According to the IRS, prayer in favor of either the Republican or Democratic candidate - or any other national politicians, for that matter - would be viewed as a violation of the tax code and place in jeopardy the church's tax-exempt status.

"This is a complete infringement on the right to free exercise of religion," said North Carolina Republican Rep. Walter B. Jones, a Catholic and longtime advocate of free speech for religious leaders. "The government should never be in the business of telling religious institutions how to pray."

Kristen Quigley, the congressman's spokeswoman, told The Beltway Beat on Wednesday that Jones will soon reintroduce H.R. 235, legislation that would change the tax code so clergy of all faiths could address the moral and political issues of the day without fear of being attacked by the tax collector.


Follow through now, triumphant elector:
You prevailed as the unborn's protector,
But the victory you've won
May be cruelly undone
By the sinister Senator Specter!

- F.R. Duplantier


Don't fear. Brian Lamb, one of the more popular and trusted faces in Washington television, isn't leaving C-SPAN. He's just resting his eyes.

"When you add it all up, I've committed about 1.8 years of my life to reading books for the series," says the founder and CEO of C-SPAN, who, after almost 16 years of conducting one-on-one interviews with nonfiction authors - 800 in all, requiring 20 hours of book reading per week - will bring his long-running "Booknotes" series to a conclusion Dec. 5.

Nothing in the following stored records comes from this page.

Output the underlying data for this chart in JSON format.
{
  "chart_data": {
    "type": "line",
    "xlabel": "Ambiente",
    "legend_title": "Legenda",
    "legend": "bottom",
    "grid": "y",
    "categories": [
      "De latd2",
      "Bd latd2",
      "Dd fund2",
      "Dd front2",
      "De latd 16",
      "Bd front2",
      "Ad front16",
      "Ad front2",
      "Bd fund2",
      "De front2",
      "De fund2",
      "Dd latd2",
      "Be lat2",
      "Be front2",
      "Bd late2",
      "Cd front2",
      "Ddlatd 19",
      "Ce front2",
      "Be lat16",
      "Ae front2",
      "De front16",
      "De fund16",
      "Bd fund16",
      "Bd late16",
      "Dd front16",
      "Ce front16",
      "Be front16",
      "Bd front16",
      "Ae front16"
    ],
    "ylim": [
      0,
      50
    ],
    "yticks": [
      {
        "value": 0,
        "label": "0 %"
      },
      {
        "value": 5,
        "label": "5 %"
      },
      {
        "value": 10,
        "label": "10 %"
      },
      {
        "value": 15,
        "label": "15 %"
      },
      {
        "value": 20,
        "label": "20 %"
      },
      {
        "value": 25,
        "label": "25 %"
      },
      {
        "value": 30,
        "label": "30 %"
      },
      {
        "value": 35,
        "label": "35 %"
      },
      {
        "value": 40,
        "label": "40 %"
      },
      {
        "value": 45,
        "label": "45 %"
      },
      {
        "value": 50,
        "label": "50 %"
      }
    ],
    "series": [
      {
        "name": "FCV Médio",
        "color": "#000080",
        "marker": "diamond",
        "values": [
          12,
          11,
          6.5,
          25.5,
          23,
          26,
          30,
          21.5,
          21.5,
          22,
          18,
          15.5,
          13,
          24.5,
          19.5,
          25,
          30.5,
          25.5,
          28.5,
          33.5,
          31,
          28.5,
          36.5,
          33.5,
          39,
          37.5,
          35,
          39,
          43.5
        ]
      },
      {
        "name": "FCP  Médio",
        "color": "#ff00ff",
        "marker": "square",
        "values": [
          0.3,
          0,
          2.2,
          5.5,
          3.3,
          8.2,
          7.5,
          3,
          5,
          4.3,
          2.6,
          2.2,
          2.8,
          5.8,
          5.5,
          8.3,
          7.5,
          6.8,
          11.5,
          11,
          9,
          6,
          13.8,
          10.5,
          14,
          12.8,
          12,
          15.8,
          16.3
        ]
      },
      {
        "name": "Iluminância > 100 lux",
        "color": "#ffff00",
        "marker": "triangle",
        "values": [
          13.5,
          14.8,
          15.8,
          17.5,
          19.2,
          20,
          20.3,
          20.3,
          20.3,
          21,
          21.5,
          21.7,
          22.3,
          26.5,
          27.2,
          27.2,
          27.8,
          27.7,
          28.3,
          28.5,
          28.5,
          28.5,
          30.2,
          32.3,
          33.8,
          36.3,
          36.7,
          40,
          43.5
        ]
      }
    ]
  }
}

"The last interview is with Mark Edmundson, a professor at the University of Virginia," Lamb tells The Beltway Beat. "And he's a perfect author to end with, as his book is titled, 'Why Read?'"

(Mr. Lamb will expand on that very question during his final program, recalling some of his more memorable interviews over the years.)

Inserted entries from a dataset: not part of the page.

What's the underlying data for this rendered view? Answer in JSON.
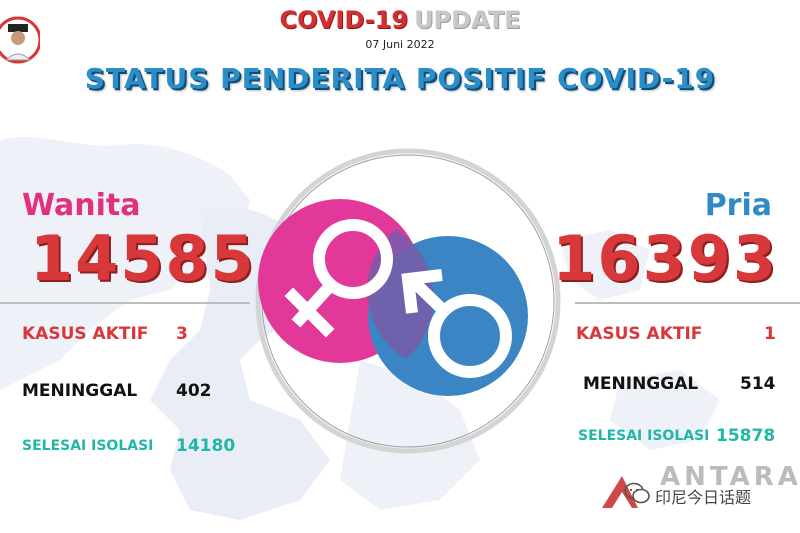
{
  "header": {
    "title_red": "COVID-19",
    "title_grey": "UPDATE",
    "date": "07 Juni 2022",
    "main_title": "STATUS PENDERITA POSITIF COVID-19"
  },
  "female": {
    "label": "Wanita",
    "total": "14585",
    "kasus_aktif_label": "KASUS AKTIF",
    "kasus_aktif_value": "3",
    "meninggal_label": "MENINGGAL",
    "meninggal_value": "402",
    "selesai_label": "SELESAI ISOLASI",
    "selesai_value": "14180"
  },
  "male": {
    "label": "Pria",
    "total": "16393",
    "kasus_aktif_label": "KASUS AKTIF",
    "kasus_aktif_value": "1",
    "meninggal_label": "MENINGGAL",
    "meninggal_value": "514",
    "selesai_label": "SELESAI ISOLASI",
    "selesai_value": "15878"
  },
  "watermark": {
    "agency": "ANTARA",
    "caption": "印尼今日话题"
  },
  "colors": {
    "female_pink": "#e1307e",
    "male_blue": "#2f8bc6",
    "number_red": "#d9383a",
    "isolasi_teal": "#21b7a6"
  },
  "icons": [
    "venus-icon",
    "mars-icon",
    "official-portrait-logo",
    "wechat-icon"
  ]
}
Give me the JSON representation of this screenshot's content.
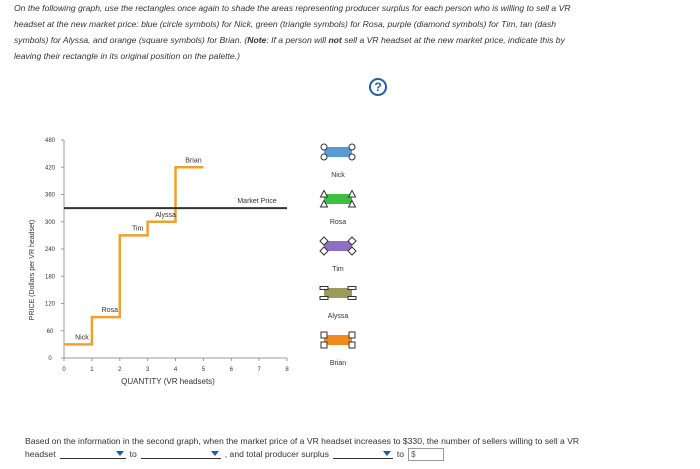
{
  "instructions": {
    "line1": "On the following graph, use the rectangles once again to shade the areas representing producer surplus for each person who is willing to sell a VR",
    "line2": "headset at the new market price: blue (circle symbols) for Nick, green (triangle symbols) for Rosa, purple (diamond symbols) for Tim, tan (dash",
    "line3_pre": "symbols) for Alyssa, and orange (square symbols) for Brian. (",
    "line3_note": "Note",
    "line3_mid": ": If a person will ",
    "line3_not": "not",
    "line3_post": " sell a VR headset at the new market price, indicate this by",
    "line4": "leaving their rectangle in its original position on the palette.)"
  },
  "help_label": "?",
  "chart_data": {
    "type": "line",
    "xlabel": "QUANTITY (VR headsets)",
    "ylabel": "PRICE (Dollars per VR headset)",
    "xlim": [
      0,
      8
    ],
    "ylim": [
      0,
      480
    ],
    "x_ticks": [
      "0",
      "1",
      "2",
      "3",
      "4",
      "5",
      "6",
      "7",
      "8"
    ],
    "y_ticks": [
      "0",
      "60",
      "120",
      "180",
      "240",
      "300",
      "360",
      "420",
      "480"
    ],
    "supply_steps": [
      {
        "name": "Nick",
        "from": 0,
        "to": 1,
        "price": 30
      },
      {
        "name": "Rosa",
        "from": 1,
        "to": 2,
        "price": 90
      },
      {
        "name": "Tim",
        "from": 2,
        "to": 3,
        "price": 270
      },
      {
        "name": "Alyssa",
        "from": 3,
        "to": 4,
        "price": 300
      },
      {
        "name": "Brian",
        "from": 4,
        "to": 5,
        "price": 420
      }
    ],
    "market_price": {
      "label": "Market Price",
      "value": 330
    },
    "line_color": "#f0a030",
    "market_line_color": "#333333"
  },
  "palette": [
    {
      "name": "Nick",
      "color": "#5b9bd5",
      "symbol": "circle"
    },
    {
      "name": "Rosa",
      "color": "#3fbf3f",
      "symbol": "triangle"
    },
    {
      "name": "Tim",
      "color": "#8e6fc1",
      "symbol": "diamond"
    },
    {
      "name": "Alyssa",
      "color": "#9a9a5a",
      "symbol": "dash"
    },
    {
      "name": "Brian",
      "color": "#f08a1c",
      "symbol": "square"
    }
  ],
  "question": {
    "text": "Based on the information in the second graph, when the market price of a VR headset increases to $330, the number of sellers willing to sell a VR",
    "line2_a": "headset",
    "line2_to": "to",
    "line2_b": ", and total producer surplus",
    "line2_to2": "to",
    "dollar": "$"
  }
}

As for his first "Booknotes" interview, it aired April 2, 1989, and featured President Carter's national security adviser Zbigniew Brzezinski on his book "Grand Failure." After Brzezinski came former British Prime Minister Margaret Thatcher, former Soviet President Mikhail Gorbachev, former President George Bush, former President Richard Nixon, former President Bill Clinton, former German Chancellor Helmut Schmidt, Israeli Prime Minister Ariel Sharon - and yes, Carter.

Just last month, this columnist was honored to be among Lamb's last "Booknotes" interviews, mine like others conducted in an all-black studio consisting of two armchairs and a famous "bargain-store coffee table."

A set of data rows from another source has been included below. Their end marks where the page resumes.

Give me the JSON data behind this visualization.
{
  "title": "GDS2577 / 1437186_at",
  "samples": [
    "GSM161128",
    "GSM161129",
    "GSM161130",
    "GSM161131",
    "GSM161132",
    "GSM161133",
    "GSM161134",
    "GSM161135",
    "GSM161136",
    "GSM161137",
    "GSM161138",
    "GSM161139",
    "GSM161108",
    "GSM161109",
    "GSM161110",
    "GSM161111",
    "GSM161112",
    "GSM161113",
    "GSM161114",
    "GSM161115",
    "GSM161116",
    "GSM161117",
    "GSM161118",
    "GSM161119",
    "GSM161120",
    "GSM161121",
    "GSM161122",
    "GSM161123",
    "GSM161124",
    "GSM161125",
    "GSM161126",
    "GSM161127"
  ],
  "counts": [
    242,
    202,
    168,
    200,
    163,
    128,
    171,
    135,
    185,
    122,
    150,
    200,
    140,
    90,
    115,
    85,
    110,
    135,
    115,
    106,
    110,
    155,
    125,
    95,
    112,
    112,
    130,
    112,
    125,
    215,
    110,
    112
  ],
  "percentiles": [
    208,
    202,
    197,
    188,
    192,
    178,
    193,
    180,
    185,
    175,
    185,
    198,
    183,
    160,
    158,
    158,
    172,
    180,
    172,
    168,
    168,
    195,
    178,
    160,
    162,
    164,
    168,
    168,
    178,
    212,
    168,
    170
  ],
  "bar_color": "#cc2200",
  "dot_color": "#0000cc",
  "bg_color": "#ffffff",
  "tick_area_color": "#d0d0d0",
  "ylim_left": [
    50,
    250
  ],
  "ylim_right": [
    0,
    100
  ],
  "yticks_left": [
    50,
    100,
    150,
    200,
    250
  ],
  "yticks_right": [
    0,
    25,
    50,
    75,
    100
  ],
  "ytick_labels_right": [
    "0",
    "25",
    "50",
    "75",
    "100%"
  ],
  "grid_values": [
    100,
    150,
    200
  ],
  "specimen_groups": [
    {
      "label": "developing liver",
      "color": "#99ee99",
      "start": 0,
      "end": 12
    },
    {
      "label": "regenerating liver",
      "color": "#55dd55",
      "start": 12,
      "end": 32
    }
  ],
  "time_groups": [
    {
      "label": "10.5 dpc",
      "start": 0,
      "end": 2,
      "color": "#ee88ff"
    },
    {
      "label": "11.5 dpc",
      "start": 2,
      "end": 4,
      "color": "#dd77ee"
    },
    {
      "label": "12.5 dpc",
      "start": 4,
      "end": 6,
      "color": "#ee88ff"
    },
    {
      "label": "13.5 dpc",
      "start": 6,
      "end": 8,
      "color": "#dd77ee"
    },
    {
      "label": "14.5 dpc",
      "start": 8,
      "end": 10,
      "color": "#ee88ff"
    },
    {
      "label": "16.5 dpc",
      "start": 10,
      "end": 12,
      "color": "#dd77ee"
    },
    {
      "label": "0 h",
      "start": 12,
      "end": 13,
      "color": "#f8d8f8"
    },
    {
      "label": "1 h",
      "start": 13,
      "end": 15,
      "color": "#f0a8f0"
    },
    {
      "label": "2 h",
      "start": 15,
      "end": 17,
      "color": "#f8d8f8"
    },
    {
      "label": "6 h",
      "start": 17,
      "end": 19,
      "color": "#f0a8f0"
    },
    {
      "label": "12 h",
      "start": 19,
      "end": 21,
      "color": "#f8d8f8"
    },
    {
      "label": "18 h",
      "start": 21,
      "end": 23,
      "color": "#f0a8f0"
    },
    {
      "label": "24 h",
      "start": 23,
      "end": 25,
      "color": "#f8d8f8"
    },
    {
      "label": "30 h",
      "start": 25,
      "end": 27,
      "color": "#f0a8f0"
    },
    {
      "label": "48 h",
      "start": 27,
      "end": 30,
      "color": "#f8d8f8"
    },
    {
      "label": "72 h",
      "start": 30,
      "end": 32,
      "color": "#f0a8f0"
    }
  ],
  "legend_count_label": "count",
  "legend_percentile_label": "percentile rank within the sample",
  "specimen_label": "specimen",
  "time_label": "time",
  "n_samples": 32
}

The serious-minded host, the cable network notes, enjoyed quizzing authors about their writing habits, and Lamb couldn't help but chuckle when renowned historian Forrest McDonald revealed that he wrote in the nude in his Alabama country house.

And while "Booknotes" is retiring, Lamb isn't. On Dec. 12, the cable network will debut in the same time slot a new Lamb interview program, tentatively titled "Q & A." Featured subjects will come from many fields - politics and science, history and medicine.

"We'll look for different, but topical issues and people that aren't being seen and heard elsewhere on TV," Lamb says.

And book lovers take note: C-SPAN2 will soon begin airing on Sunday evenings a program similar to Booknotes, except a guest interviewer each week will greet the new authors.

"So we're not giving this idea up," Lamb stresses. "More than anything else, I'm just looking to get some of my own time back."